Το έργο με τίτλο Discrimination of preictal and interictal brain states from long-term EEG data από τον/τους δημιουργό/ούς Τσιουρής Κώστας Μ., Pezoulas Vasileios, Koutsouris, D, Zervakis Michail, Fotiadis, Dimitrios Ioannou διατίθεται με την άδεια Creative Commons Αναφορά Δημιουργού 4.0 Διεθνές
Βιβλιογραφική Αναφορά
K. M. Tsiouris, V. C. Pezoulas, D. D. Koutsouris, M. Zervakis and D. I. Fotiadis, "Discrimination of preictal and interictal brain states from long-term EEG data," in 30th IEEE International Symposium on Computer-Based Medical Systems, 2017, pp. 318-323. doi:10.1109/CBMS.2017.33
https://doi.org/10.1109/CBMS.2017.33
The discrimination of the preictal state in EEG signals is of great importance in neuroscience and the epileptic seizure prediction field has yet to provide conclusive evidence.
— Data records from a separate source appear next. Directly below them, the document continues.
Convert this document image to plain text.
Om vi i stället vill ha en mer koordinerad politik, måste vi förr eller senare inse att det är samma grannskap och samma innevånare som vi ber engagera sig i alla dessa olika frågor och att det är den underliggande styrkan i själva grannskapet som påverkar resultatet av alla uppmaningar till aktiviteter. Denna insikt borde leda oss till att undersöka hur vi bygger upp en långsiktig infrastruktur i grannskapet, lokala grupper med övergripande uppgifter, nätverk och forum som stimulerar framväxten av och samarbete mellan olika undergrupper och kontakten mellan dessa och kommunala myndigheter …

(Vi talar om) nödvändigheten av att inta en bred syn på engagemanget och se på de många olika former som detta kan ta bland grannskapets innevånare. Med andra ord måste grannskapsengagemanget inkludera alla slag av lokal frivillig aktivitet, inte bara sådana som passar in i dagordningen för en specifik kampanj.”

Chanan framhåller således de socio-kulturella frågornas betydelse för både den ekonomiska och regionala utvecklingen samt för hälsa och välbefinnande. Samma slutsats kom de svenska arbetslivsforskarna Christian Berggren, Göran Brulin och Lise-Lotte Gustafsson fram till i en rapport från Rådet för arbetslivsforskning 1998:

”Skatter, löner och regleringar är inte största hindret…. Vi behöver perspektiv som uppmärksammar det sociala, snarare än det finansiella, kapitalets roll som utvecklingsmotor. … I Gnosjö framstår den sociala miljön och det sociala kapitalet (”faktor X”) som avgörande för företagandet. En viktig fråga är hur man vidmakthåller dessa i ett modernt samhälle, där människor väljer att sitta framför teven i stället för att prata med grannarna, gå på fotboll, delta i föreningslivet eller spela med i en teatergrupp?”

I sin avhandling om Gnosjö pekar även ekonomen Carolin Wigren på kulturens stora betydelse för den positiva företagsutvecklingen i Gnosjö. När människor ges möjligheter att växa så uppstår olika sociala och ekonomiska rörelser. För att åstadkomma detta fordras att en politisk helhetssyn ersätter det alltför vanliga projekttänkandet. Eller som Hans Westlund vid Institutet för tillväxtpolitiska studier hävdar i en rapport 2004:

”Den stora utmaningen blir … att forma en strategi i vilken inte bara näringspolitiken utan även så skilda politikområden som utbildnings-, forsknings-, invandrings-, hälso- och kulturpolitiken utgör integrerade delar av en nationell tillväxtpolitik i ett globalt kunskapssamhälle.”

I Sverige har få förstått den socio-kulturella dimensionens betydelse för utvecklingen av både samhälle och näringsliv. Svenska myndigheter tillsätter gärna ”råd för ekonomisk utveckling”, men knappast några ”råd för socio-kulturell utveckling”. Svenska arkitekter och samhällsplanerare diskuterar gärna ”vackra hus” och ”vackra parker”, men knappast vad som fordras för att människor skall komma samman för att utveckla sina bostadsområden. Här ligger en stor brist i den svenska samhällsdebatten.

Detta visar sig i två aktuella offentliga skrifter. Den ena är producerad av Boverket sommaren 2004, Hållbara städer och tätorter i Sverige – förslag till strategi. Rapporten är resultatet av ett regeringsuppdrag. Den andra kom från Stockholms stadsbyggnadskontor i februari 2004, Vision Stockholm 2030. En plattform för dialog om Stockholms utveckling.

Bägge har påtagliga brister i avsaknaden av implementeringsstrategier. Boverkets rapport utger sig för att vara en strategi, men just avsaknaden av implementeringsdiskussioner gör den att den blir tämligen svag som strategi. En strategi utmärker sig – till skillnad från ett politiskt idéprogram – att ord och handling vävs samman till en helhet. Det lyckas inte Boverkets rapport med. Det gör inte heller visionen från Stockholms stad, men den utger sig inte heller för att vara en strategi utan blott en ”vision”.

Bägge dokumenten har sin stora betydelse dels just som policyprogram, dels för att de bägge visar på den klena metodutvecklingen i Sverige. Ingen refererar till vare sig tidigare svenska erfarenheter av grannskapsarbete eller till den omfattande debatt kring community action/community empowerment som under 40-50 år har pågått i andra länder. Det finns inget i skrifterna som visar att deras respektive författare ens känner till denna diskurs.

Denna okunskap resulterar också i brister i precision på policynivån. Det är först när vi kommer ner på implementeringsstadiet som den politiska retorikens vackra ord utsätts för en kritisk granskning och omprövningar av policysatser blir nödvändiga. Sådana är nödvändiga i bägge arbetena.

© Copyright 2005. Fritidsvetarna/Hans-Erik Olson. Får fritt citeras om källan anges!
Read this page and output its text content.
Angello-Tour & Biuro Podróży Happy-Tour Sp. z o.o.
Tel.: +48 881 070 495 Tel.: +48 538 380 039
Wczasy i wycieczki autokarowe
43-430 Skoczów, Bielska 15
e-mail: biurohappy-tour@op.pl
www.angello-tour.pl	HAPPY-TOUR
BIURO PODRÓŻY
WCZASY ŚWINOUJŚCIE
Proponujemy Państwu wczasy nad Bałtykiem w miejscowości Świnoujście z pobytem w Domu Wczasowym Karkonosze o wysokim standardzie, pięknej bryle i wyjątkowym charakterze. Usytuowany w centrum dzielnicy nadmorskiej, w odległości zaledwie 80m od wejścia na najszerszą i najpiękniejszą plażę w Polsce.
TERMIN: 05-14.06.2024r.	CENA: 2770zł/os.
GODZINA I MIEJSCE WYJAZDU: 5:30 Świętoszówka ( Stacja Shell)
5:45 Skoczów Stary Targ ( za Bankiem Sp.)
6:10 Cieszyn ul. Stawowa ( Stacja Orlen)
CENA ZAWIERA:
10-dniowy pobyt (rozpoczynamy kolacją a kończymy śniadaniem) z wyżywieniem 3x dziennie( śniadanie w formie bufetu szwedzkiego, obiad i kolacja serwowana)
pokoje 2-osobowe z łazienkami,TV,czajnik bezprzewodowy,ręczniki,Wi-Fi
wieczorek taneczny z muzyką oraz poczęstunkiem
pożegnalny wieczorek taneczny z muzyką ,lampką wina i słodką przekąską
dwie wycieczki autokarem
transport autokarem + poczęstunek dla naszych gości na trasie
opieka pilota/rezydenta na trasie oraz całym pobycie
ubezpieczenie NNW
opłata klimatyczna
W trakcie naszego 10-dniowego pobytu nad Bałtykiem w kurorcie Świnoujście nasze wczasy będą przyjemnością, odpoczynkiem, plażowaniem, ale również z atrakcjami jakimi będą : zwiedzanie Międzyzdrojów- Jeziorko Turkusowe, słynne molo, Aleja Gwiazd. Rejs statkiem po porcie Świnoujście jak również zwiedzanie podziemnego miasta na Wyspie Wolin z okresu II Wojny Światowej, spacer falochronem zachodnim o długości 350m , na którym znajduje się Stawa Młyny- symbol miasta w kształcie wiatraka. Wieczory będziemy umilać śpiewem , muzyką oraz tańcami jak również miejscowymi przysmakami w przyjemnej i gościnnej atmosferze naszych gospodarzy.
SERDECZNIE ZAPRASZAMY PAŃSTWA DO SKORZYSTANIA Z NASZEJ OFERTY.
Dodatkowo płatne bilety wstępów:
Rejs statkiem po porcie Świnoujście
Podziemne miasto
In this study, three different classification approaches, including the Repeated Incremental Pruning to Produce Error Reduction (RIPPER) algorithm, Support Vector Machines (SVMs) and Neural Networks (NNs), are investigated for their ability to discriminate preictal from interictal EEG segments. Using public EEG data, a wide range of features is extracted from each segment and then applied to the classifiers. The analysis covers a patient-specific approach, so as to optimize the decision to each patient individually and a patient-independent approach in order to explore a global prediction approach that can discriminate randomly selected preictal and interictal segments from all patients. Overall, the first approach aims at revealing patient-specific epileptic characteristics, whereas the second seeks for potential general preictal-related signs. The results reveal that in the patient-specific case, the SVM classifier exhibits the highest classification accuracy in both preictal and interictal classes reaching 85.75% sensitivity and specificity. As it is expected, the classification performance is lower for the patient-independent case at 68.5%, due to the complicated nature of preictal activity and the variations among patients condition.